Now, to speed up my code, I’ve decided to use CUDA.jl, since I have access to a GPU. Nothing particularly fancy - I’ve just been using CuArrays and broadcasting operations where I can to speed up the work on larger data sets that I’m working with. However, this seems to be an issue when I use Flux.withgradient()
to get the gradient of my objective function.
I can’t put more than two links in my post so here’s the Python file where all the code comes from [link]. The specific line numbers are in the docstrings.
Here’s my Julia code for my main objective function:
function generic_optimize_locs_widths(X::AbstractArray, Y::AbstractArray,
V0::AbstractArray, W0::AbstractArray, gwidthx0::Float64,
gwidthy0::Float64, func_obj::Function;
max_iter::Int64=400, V_step::Float64=1.0, W_step::Float64=1.0,
gwidthx_step::Float64=1.0, gwidthy_step::Float64=1.0,
batch_proportion::Float64=1.0, tol_fun::Float64=1e-3,
step_pow::Float64=0.5, reg::Float64=1e-5,
gwidthx_lb::Float64=1e-3, gwidthx_ub::Float64=1e6,
gwidthy_lb::Float64=1e-3, gwidthy_ub::Float64=1e6)
"""
https://github.com/wittawatj/fsic-test/blob/master/fsic/indtest.py#L553-L723
"""
if size(V0, 1) != size(W0, 1)
error("V0 and W0 must have the same number of rows J.")
end
constrain(var::Float64, lb::Float64, ub::Float64) = max(min(var, ub), lb)
it = 1.0
# heuristic to prevent step sizes from being too large
max_gwidthx_step = minimum(std(X, dims=1)) / 2.0
max_gwidthy_step = minimum(std(Y, dims=1)) / 2.0
old_S = 0
S = 0
Vth = V0
Wth = W0
gwidthx_th = sqrt(gwidthx0)
gwidthy_th = sqrt(gwidthy0)
n = size(Y, 1)
J = size(V0, 1)
for t=1:max_iter
# stochastic gradient ascent
ind = sample(1:n, min(floor(Int64, batch_proportion * n), n);
ordered=true, replace=false)
try
# Represent this as a function so I can get its gradient for later
s(nt::NamedTuple) = func_obj(X[ind, :], Y[ind, :], nt.V, nt.W, nt.gwidthx,
nt.gwidthy, reg, n, J)
# @time (
params = (V = Vth, W = Wth,
gwidthx = gwidthx_th^2, gwidthy = gwidthy_th^2)
S, gradient = Flux.withgradient(s, params)

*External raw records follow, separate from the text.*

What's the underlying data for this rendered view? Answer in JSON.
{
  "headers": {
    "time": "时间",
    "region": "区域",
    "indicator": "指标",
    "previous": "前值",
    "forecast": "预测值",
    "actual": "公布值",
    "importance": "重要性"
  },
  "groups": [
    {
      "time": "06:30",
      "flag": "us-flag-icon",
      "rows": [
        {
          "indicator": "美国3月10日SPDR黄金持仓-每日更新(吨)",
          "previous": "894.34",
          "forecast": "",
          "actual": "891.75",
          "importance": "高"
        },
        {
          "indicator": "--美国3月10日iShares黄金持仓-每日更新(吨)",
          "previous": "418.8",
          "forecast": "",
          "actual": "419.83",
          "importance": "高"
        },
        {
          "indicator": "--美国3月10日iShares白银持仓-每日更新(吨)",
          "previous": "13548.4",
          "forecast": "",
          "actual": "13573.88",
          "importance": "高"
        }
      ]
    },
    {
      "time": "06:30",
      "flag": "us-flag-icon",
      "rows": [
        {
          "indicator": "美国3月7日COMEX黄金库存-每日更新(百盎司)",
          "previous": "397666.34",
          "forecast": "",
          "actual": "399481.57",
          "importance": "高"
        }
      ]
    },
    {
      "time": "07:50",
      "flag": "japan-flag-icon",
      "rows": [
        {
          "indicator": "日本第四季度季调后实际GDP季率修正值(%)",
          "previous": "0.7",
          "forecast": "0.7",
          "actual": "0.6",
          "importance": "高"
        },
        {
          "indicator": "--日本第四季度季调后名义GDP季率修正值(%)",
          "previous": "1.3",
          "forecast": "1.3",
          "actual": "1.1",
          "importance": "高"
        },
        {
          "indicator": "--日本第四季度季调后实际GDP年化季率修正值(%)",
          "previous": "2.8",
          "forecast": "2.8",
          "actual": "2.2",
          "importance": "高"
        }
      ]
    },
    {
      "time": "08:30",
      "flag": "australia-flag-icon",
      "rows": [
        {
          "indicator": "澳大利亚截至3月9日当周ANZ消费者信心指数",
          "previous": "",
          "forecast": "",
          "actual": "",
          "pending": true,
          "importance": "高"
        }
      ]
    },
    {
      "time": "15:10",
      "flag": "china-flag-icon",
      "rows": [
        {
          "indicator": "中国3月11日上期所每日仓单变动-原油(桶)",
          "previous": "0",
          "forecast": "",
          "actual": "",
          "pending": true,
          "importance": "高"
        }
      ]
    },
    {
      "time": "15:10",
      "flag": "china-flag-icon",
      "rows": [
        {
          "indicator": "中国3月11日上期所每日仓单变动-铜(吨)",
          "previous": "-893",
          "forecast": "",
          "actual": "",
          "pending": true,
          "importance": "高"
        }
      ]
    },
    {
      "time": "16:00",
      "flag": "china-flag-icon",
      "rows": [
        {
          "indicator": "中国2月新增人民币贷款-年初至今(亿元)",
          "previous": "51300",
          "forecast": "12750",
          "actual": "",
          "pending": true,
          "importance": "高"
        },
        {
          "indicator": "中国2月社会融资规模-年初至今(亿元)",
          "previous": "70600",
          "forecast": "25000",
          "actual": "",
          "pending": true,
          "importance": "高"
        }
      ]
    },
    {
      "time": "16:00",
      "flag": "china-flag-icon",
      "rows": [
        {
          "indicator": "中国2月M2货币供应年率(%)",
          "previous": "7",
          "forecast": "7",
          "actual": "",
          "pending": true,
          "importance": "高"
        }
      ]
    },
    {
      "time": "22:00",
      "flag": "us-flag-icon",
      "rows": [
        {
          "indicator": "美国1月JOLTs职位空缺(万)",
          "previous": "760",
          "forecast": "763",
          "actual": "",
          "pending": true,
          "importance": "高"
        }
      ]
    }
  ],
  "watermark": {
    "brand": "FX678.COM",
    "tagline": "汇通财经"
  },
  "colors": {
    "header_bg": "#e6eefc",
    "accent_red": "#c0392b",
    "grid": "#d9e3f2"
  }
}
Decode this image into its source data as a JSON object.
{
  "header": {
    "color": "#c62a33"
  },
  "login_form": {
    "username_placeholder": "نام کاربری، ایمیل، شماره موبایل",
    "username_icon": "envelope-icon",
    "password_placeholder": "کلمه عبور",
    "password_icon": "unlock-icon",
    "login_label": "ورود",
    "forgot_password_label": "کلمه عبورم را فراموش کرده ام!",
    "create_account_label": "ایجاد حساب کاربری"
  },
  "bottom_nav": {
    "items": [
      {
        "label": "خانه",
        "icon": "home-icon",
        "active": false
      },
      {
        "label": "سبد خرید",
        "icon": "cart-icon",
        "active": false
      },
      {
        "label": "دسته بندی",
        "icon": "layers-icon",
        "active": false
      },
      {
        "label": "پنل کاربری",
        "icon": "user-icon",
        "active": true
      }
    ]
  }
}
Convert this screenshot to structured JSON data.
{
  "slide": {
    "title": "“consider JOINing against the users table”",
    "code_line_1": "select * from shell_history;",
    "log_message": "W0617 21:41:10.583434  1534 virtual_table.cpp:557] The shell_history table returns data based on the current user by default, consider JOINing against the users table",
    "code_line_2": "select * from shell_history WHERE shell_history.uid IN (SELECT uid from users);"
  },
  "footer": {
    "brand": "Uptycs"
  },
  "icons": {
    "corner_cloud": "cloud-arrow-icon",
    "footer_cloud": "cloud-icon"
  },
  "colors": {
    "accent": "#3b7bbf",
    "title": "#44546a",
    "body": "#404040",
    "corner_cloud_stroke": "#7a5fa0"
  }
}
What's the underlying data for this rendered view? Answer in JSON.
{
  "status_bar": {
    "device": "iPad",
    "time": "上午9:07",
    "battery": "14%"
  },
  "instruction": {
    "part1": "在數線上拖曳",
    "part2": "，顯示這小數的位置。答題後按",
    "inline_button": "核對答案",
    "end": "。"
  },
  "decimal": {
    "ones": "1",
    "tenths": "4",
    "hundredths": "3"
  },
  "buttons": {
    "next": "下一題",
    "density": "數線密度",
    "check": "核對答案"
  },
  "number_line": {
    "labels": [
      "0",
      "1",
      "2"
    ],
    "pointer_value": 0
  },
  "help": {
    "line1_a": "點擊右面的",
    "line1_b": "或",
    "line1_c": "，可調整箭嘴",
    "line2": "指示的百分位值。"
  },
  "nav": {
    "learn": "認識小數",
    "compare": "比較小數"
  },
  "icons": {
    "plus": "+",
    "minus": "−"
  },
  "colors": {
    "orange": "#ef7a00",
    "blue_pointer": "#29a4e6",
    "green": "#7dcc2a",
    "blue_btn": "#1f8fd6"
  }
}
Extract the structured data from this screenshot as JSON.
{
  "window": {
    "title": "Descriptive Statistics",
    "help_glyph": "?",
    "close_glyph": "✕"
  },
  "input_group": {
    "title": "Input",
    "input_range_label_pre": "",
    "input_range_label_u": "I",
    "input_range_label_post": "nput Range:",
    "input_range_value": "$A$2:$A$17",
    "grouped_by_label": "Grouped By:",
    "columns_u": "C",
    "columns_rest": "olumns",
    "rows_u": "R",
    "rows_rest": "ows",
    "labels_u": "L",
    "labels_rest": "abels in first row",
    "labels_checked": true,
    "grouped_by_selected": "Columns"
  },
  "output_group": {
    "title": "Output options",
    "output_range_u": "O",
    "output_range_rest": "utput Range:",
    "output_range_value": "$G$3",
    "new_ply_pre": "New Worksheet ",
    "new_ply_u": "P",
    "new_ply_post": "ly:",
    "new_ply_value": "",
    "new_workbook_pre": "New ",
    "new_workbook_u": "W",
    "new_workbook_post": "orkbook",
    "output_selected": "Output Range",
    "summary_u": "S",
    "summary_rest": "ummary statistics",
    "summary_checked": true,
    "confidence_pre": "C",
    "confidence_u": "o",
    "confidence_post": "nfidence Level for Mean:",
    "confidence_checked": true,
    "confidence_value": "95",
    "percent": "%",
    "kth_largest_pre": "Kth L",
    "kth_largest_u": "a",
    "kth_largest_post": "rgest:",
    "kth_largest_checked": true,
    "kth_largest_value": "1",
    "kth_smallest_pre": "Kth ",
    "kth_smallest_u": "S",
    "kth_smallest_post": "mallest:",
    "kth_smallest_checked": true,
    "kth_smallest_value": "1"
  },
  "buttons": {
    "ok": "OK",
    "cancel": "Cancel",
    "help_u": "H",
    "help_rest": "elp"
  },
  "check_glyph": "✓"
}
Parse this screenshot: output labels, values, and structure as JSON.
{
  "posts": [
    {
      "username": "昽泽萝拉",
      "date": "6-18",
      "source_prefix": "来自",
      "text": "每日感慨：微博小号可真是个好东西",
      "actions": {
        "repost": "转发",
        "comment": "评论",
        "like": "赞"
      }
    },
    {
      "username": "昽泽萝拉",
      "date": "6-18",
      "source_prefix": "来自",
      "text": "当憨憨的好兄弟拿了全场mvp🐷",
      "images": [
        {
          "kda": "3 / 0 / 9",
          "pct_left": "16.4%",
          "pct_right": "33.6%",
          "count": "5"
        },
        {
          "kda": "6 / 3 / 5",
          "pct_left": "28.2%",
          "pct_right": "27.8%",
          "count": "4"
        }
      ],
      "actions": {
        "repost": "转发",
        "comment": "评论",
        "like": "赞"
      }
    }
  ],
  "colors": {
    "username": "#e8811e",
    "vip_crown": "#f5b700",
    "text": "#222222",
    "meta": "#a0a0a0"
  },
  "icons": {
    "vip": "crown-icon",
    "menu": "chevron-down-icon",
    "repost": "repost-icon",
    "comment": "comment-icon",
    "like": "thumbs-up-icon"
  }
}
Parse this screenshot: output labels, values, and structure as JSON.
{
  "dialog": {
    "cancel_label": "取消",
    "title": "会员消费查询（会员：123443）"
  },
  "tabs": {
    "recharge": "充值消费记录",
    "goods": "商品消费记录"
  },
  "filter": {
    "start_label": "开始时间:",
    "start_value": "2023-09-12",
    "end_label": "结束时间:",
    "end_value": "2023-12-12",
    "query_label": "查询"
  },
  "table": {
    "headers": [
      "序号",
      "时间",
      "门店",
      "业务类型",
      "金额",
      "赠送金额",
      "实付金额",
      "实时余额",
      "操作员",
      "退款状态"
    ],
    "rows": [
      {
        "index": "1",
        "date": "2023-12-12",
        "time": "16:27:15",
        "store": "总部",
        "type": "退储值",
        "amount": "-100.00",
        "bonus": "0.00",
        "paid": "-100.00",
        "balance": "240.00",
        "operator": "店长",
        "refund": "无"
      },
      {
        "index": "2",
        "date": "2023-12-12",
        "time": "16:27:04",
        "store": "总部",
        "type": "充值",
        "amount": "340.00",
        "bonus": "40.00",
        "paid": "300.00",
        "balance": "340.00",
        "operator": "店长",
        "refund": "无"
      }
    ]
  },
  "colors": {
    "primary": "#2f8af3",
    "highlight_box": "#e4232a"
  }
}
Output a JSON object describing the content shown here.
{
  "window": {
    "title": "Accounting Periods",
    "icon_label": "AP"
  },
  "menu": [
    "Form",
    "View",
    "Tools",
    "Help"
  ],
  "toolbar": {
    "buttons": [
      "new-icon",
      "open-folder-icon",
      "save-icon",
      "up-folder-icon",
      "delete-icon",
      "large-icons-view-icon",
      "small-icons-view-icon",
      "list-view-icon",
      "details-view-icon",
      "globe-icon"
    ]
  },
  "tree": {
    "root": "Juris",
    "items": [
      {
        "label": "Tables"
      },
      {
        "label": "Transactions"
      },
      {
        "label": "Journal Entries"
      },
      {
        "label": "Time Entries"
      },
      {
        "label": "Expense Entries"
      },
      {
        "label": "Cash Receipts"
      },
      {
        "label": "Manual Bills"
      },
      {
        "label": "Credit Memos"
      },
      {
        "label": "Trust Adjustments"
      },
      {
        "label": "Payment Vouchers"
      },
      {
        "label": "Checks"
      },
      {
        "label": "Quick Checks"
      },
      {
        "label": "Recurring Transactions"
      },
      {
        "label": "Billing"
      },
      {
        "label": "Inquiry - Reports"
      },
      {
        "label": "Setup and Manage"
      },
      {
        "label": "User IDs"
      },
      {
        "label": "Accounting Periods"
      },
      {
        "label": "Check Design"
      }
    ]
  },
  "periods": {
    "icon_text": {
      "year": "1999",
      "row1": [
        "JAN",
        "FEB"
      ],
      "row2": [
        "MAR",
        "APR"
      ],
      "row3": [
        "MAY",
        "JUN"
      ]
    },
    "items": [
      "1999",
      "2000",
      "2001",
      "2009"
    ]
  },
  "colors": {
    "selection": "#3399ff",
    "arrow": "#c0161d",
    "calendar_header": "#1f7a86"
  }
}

println("calculated gradient!")
g = gradient[1]
g_V = g.V; g_W = g.W
g_gwidthx = g.g_widthx; g_gwidthy = g.g_widthy
# updates
Vth .+= (V_step / it^step_pow / sqrt(mapreduce(x -> x^2, +, g_V))) .* g_V
Wth .+= (W_step / it^step_pow / sqrt(mapreduce(x -> x^2, +, g_W))) .* g_W
it += 1
gwidthx_th = constrain(
gwidthx_th + gwidthx_step * sign(g_gwidthx) *
min(abs(g_gwidthx), max_gwidthx_step) / it^step_pow,
sqrt(gwidthx_lb), sqrt(gwidthx_ub)
)
gwidthy_th = constrain(
gwidthy_th + gwidthy_step * sign(g_gwidthy) *
min(abs(g_gwidthy), max_gwidthy_step) / it^step_pow,
sqrt(gwidthy_lb), sqrt(gwidthy_ub)
)
if t >= 4 && abs(old_S - S) <= tol_fun break end
old_S = S
# )
catch e
println("Exception occurred during gradient descent. Stop optimization.")
println("Return the value from previous iter. ")
throw(e)
break
end
if t >= 0 return (Vth, Wth, gwidthx_th, gwidthy_th)
else return (V0, W0, gwidthx0, gwidthy0) # Probably an error occurred in the first iteration.
end
end
end
and here’s my code for the objective function:
function func_obj(Xth::AbstractArray, Yth::AbstractArray, Vth::AbstractArray,
Wth::AbstractArray, gwidthx_th::Float64, gwidthy_th::Float64,
regth::Float64, n::Int64, J::Int64)
"""
https://github.com/wittawatj/fsic-test/blob/master/fsic/indtest.py#L242-L277
"""
diag_regth = regth .* Matrix(1.0I, J, J)
Kth = rbf_dot(Xth, Vth, gwidthx_th)
Lth = rbf_dot(Yth, Wth, gwidthy_th)
mean_k = mean(Kth, dims=1)
mean_l = mean(Lth, dims=1)
KLth = Kth .* Lth
u = mean(KLth, dims=1) .- mean_k .* mean_l
Kth_norm = Kth .- mean_k
Lth_norm = Lth .- mean_l
# Gam is n x J
Gam = (Kth_norm .* Lth_norm .- u) .- mean(Kth_norm .* Lth_norm .- u, dims=1)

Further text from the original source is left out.